A. A. Je ne suis pas du tout animé par le trip du chevalier blanc. En revanche, quand il y a des faits qui me semblent intéressants, j’essaie de les disséquer au maximum pour les porter à la connaissance du public. Ce n’est pas un hommage que je lui rends à proprement parler, mais c’est certain que le livre m’a permis de comprendre si j’ai eu un rôle involontaire à jouer dans son assassinat. Après enquête, je ne pense pas que ce soit le cas. Je ne souhaite pas m’exonérer, mais j’ai suffisamment d’éléments pour dire qu’il s’était créé assez d’inimitiés pour risquer sa vie sans que j’intervienne. Cela dit, l’enquête m’a ouvert la porte d’un monde dont je ne soupçonnais pas l’existence ; celui des travailleurs illégaux. C’est une manière pour moi d’avertir les gens sur ce qui se passe sous leurs yeux.

Vous expliquez que tous les suspects s’en sont tirés. Avez-vous une intuition concernant le coupable réel ? 

A. A. L’une des trois personnes mises en cause — celui que j’appelle « Le Chasseur », un ivrogne xénophobe et raciste — s’est suicidé quelques semaines avant la sortie du bouquin. Cela ne le désigne pas comme coupable, d’autant qu’il avait une personnalité assez complexe pour que tout un tas de raisons puisse expliquer son geste, mais cela interroge. La vérité, c’est que je n’ai absolument pas de religion sur la question. C’est tout le drame finalement, qu’il soit à ce point facile d’abattre un homme en plein jour et de s’en tirer de la sorte. En dépit des efforts réels des gendarmes, la lumière n’a jamais été faite sur cette affaire. Cela doit conduire à s’interroger sur le fonctionnement de la justice.

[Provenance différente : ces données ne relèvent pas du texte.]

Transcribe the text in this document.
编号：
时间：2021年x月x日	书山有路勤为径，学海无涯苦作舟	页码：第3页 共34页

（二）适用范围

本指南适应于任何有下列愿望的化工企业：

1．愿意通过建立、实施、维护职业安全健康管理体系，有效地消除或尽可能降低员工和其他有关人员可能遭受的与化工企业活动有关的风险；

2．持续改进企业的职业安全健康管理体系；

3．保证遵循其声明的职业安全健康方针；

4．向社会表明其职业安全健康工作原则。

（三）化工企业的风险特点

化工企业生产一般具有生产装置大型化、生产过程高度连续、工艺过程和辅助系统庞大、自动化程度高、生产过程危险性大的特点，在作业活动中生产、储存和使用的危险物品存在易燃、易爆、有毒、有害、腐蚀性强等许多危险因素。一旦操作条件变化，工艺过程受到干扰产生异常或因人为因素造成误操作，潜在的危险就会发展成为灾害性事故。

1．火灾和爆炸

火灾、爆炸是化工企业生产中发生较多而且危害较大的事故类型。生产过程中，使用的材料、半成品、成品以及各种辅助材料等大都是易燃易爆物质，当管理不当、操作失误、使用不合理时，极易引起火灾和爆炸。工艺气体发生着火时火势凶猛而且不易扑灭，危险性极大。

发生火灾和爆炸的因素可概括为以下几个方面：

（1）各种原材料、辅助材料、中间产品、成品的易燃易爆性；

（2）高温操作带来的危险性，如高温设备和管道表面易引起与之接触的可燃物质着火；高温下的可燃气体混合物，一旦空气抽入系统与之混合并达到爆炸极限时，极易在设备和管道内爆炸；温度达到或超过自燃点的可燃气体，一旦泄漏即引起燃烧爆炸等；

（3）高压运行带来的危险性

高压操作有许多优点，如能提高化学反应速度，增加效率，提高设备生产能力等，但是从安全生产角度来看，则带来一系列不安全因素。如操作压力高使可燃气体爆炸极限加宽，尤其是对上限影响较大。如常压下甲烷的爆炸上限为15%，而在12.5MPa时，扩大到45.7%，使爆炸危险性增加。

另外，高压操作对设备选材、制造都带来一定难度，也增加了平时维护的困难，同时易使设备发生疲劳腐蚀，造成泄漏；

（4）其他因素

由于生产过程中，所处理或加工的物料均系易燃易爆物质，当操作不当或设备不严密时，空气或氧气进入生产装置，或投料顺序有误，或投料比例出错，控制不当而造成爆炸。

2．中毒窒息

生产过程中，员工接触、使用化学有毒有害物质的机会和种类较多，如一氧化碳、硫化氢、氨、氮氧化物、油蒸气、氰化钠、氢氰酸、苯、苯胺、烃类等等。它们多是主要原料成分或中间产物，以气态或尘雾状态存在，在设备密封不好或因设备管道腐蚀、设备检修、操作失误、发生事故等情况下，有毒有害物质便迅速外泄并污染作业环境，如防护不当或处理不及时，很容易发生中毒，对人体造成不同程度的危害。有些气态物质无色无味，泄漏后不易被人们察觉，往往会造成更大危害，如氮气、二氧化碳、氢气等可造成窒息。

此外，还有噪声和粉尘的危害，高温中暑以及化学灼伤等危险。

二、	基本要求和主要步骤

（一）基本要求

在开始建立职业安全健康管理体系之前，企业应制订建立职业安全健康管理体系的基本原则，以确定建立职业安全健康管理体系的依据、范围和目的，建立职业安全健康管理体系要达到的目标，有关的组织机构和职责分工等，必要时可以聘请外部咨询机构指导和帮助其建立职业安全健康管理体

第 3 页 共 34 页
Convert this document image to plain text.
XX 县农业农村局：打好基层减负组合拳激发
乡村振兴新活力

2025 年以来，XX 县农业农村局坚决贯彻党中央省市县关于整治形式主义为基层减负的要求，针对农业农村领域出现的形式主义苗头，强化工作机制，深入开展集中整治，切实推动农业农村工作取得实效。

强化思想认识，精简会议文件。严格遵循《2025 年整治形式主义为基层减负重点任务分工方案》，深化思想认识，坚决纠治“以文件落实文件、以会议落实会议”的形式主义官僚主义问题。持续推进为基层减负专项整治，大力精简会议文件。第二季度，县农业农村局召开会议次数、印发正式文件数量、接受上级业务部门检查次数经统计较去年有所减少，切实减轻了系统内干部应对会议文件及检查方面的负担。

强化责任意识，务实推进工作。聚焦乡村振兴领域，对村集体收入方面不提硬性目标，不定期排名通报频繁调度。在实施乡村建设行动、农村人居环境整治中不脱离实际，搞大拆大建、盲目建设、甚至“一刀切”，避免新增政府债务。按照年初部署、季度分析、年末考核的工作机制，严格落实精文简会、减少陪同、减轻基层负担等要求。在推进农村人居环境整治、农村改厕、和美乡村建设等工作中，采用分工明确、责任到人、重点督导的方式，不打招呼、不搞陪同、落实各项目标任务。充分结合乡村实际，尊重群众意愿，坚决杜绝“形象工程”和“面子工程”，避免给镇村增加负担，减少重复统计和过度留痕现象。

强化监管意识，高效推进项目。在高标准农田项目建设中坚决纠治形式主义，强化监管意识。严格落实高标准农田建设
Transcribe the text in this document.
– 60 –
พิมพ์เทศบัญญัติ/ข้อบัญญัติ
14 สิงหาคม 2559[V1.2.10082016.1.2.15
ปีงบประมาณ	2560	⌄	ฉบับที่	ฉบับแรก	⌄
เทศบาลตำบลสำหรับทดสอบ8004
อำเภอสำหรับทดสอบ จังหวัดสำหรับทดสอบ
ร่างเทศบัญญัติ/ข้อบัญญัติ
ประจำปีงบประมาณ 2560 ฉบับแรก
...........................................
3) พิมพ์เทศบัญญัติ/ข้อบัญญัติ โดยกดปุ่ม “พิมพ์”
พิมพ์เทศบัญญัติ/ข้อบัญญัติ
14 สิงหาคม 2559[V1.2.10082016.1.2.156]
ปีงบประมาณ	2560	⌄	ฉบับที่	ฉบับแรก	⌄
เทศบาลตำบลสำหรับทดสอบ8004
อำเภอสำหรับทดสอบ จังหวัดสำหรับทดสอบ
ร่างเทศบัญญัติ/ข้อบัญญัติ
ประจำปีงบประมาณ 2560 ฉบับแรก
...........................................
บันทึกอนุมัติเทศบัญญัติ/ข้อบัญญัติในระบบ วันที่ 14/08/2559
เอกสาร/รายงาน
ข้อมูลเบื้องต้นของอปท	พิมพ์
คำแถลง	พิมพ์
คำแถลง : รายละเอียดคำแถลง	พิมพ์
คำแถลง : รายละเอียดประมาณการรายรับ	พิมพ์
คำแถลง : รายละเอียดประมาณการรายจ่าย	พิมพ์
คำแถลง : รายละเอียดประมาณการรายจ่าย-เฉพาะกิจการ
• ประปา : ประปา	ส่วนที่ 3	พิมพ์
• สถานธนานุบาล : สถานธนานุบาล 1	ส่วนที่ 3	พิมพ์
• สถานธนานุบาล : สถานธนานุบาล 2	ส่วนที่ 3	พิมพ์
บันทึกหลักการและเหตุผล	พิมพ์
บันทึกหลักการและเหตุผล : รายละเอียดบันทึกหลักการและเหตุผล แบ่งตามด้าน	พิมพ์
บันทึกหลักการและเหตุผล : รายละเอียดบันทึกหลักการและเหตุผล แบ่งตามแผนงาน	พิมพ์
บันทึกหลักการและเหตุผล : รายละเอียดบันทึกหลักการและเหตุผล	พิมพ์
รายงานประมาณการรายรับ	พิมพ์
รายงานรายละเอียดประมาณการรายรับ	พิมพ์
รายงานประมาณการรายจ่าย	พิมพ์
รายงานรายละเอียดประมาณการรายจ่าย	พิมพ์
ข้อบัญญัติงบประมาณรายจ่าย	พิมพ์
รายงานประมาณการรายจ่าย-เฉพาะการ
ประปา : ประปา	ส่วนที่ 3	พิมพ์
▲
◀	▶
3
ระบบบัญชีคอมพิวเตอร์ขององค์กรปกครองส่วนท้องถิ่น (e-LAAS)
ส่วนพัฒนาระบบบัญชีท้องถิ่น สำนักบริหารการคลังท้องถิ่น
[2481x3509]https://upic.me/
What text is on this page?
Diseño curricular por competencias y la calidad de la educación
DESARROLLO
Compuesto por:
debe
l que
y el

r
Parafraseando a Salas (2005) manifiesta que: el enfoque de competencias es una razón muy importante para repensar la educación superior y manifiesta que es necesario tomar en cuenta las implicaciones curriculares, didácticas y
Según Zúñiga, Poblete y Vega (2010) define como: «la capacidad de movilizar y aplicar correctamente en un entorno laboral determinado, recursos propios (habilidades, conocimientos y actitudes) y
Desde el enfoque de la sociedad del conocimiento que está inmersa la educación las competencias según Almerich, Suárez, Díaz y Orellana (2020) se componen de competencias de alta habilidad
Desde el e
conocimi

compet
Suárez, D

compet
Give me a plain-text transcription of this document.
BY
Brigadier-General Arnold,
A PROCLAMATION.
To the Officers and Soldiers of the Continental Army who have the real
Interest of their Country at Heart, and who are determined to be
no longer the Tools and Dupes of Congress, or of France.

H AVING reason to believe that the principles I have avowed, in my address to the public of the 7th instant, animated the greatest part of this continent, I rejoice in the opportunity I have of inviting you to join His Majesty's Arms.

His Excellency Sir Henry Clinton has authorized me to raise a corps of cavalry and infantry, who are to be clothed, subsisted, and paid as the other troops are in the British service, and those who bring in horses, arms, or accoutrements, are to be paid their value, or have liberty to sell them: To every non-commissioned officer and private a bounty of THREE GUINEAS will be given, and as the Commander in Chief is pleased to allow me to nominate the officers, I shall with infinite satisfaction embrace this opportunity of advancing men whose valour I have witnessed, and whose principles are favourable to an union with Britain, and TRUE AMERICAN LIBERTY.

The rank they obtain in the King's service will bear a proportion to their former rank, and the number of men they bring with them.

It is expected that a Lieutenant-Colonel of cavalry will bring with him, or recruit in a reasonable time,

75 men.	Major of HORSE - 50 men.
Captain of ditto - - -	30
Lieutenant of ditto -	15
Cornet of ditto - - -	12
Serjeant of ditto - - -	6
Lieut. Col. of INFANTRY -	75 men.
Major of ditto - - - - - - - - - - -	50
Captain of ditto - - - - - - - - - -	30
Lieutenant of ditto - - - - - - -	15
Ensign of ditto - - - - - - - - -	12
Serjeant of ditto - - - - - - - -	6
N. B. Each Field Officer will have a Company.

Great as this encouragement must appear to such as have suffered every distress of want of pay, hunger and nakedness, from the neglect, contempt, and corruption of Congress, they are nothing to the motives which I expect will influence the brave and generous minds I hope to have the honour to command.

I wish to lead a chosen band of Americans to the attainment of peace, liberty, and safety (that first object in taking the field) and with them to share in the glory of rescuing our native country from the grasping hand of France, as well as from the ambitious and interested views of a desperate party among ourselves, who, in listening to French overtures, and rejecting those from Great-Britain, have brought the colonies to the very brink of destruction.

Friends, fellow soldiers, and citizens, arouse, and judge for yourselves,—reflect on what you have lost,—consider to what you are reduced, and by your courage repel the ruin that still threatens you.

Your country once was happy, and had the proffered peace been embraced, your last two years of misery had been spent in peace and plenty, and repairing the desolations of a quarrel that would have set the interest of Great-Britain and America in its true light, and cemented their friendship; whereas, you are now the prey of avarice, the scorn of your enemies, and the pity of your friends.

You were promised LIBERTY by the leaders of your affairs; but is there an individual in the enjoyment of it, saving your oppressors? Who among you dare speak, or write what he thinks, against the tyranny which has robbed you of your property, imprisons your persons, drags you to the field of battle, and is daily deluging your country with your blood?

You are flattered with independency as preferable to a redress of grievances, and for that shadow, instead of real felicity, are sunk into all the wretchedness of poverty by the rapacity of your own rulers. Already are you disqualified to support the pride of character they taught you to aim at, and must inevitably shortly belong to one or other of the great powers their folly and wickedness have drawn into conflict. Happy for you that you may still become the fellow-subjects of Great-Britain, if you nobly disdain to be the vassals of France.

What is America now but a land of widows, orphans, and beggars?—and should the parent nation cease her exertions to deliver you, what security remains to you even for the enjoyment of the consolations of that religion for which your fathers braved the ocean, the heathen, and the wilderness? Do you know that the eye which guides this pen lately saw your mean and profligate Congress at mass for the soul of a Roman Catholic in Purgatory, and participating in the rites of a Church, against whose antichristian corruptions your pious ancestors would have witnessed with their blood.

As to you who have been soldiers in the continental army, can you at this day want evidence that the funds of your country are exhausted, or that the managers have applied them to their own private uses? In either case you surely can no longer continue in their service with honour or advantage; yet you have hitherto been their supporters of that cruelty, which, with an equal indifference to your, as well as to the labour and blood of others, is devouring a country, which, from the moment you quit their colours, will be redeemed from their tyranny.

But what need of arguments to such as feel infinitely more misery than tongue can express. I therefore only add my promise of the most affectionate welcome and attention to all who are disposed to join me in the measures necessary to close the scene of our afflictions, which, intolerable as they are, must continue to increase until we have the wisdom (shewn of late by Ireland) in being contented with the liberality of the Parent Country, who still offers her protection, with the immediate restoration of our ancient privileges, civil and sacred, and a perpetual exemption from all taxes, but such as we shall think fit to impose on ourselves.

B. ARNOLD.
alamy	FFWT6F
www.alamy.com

Peut-on espérer une amélioration du sort des travailleurs immigrés clandestins ?

A. A. Je n’y crois pas. Parce que le système est trop bien rôdé et parce que, comme souvent quand on pointe les travers de la Corse, elle se replie sur elle-même. Le fait que la société insulaire refuse de se regarder en face sur ses aspects les moins reluisants plombe sa capacité à évoluer et à se développer sur tous les plans économiques, sociaux et culturels. Ce qui pourrait faire bouger les choses, ce serait d’adopter des lois et faire en sorte que les gens qui sont chargés de les faire respecter aient les moyens de travailler. Est-ce que cela me semble être une priorité de ce gouvernement, de ceux qui l’ont précédé et de ceux qui suivront ? Je ne pense pas.